Multi-stakeholder approach yields higher returns, finds new study
Companies that fail to take a multi-stakeholder approach are missing out on far higher potential returns, according to a new study from FCLTGlobal, a not-for-profit research organization, and the ESG Analytics Lab at the Wharton School at the University of Pennsylvania.
The research, published in a report titled Walking the talk: Valuing a multi-stakeholder strategy, analyzes the annual reports of more than 3,000 companies around the world, drawn from MSCI’s All Country World Index. Researchers were looking for ‘stakeholder-oriented language’ (the talk) before going on to compare the use of such language with ESG outcomes (the walk).
The report finds that companies that prioritize a multi-stakeholder approach generate higher returns than those that do not. In fact, researchers claim that if all the companies in the study had performed at the highest level – like those in the top walk/talk tercile – they would have generated a collective $2.9 tn in additional value between 2010 and 2020. The research period is actually 11 years, with the study authors estimating the full additional value that could have been generated over that time at $3.2 tn.
Until now, ‘there has been too much focus on the question of whether ESG outcomes contribute to financial performance and not enough on how, when and where that contribution occurs,’ says Witold Henisz, Deloitte & Touche professor of management and founder of the ESG Analytics Lab, in a press statement announcing the findings. ‘This research highlights the importance of a firm’s stakeholder orientation and its presentation thereof for the level and stability of its return on invested capital (Roic), especially over a two to three-year time horizon.’
Researchers were looking to answer the question: what does it take to earn a return from implementing a multi-stakeholder strategy and offer a rebuttal to the skeptics [of such an approach to business]? To answer it, FCLTGlobal teamed up with the ESG Analytics Lab to compare the characteristics and performance of thousands of companies pursuing various stakeholder-oriented strategies.
The study uncovers a number of benefits to pairing strong stakeholder language with strong performance on material ESG measures. The companies that did so:
- Generated 4 percent higher returns over a three-year period, as measured by Roic
- Delivered 1.5 percent higher sales growth over a three-year period
- Delivered more stable returns resulting in 9 percent lower predicted Roic volatility over three years
- Invested twice as much in R&D as a percentage of sales
- Were 50 percent more likely to issue long-term guidance.
Talk and walk
A ‘high walk, high talk’ approach may take time to yield returns, note the researchers, but even talking the talk before you walk the walk can produce results, at least in the short term.
‘High talk/high walk firms had higher sales growth in the long run (over more than three years) but, initially, in the short run (zero and one-year periods), the firms that had high talk and low walk scores did better,’ notes the study.
‘Essentially, there is some meaningless stakeholder talk: firms high on talk but low on walk underperform on many metrics of success over time. But talk can also be a leading indicator of improving returns.
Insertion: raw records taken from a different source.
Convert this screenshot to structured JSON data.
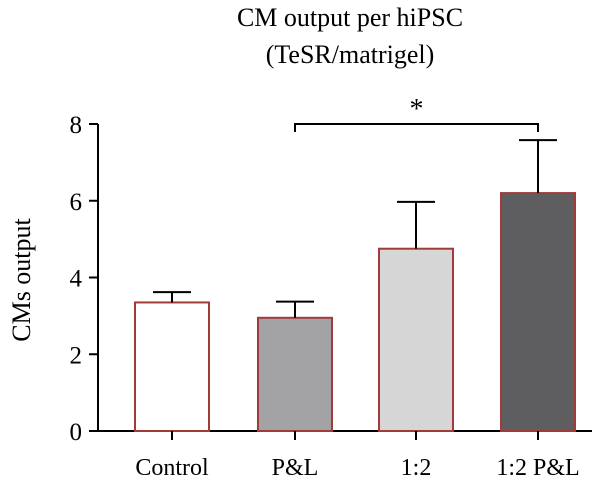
{
  "chart_data": {
    "type": "bar",
    "title": "CM output per hiPSC",
    "subtitle": "(TeSR/matrigel)",
    "xlabel": "",
    "ylabel": "CMs output",
    "ylim": [
      0,
      8
    ],
    "yticks": [
      "0",
      "2",
      "4",
      "6",
      "8"
    ],
    "categories": [
      "Control",
      "P&L",
      "1:2",
      "1:2 P&L"
    ],
    "values": [
      3.35,
      2.95,
      4.75,
      6.2
    ],
    "errors": [
      0.27,
      0.42,
      1.22,
      1.38
    ],
    "bar_colors": [
      "#ffffff",
      "#a3a3a6",
      "#d6d6d6",
      "#5e5e61"
    ],
    "bar_outline": "#a33a3a",
    "significance": {
      "from": "P&L",
      "to": "1:2 P&L",
      "label": "*"
    }
  }
}
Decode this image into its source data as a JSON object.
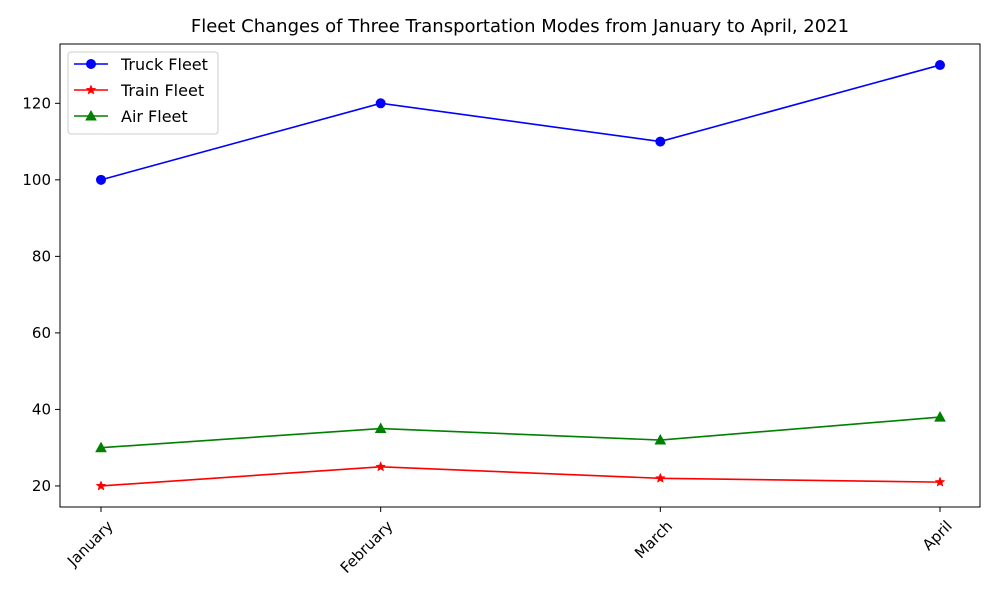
{
  "chart_data": {
    "type": "line",
    "title": "Fleet Changes of Three Transportation Modes from January to April, 2021",
    "xlabel": "",
    "ylabel": "",
    "categories": [
      "January",
      "February",
      "March",
      "April"
    ],
    "ylim": [
      14.5,
      135.5
    ],
    "yticks": [
      20,
      40,
      60,
      80,
      100,
      120
    ],
    "grid": false,
    "legend_position": "top-left",
    "series": [
      {
        "name": "Truck Fleet",
        "values": [
          100,
          120,
          110,
          130
        ],
        "color": "#0000ff",
        "marker": "circle"
      },
      {
        "name": "Train Fleet",
        "values": [
          20,
          25,
          22,
          21
        ],
        "color": "#ff0000",
        "marker": "star"
      },
      {
        "name": "Air Fleet",
        "values": [
          30,
          35,
          32,
          38
        ],
        "color": "#008000",
        "marker": "triangle"
      }
    ]
  }
}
Firms that start using more stakeholder-oriented language and then back it up over time with improving walk metrics also do better.’
The researchers acknowledge, however, that separating empty talk from the talk of companies that may simply be earlier in their journey is a challenge for stakeholders – especially investors.
What the findings don’t mean is that shareholder-centric strategies don’t pay off, add researchers – ‘In the short run, firms focused primarily on their shareholders also perform well,’ they say – but the effect decreases over the long run.
‘The positive effects of an approach to business that over-indexes to a single group of stakeholders (to the exclusion of others) appear to fade over longer periods of time,’ write the researchers. ‘Those over-indexed firms also produce more volatile performance (as measured by the standard deviation in Roic) compared with multi-stakeholder-oriented firms, making firms with a narrow focus less resilient in a rapidly evolving operating environment.
‘In essence, while there is often a natural gravitational pull to prioritize one set of stakeholders over another (shareholders, in many cases), prioritizing one group continuously is not a winning long-term strategy.’
Acknowledging that ‘competing definitions, inconsistent priorities and lack of proof have led to skepticism’ around the real impact of a multi-stakeholder approach, Ariel Babcock, managing director and head of research at FCLTGlobal, says the new study changes that.
‘This research presents empirical facts about the behaviors and outcomes of multi-stakeholder-oriented firms for the first time,’ she says in a statement. ‘Our hope is that companies use this study to frame their stakeholder strategies, and to communicate those decisions to investors and other key stakeholders.’
Last year, IR Magazine published the Stakeholder Management Report, looking at how companies and IR teams specifically are engaging with different stakeholder groups.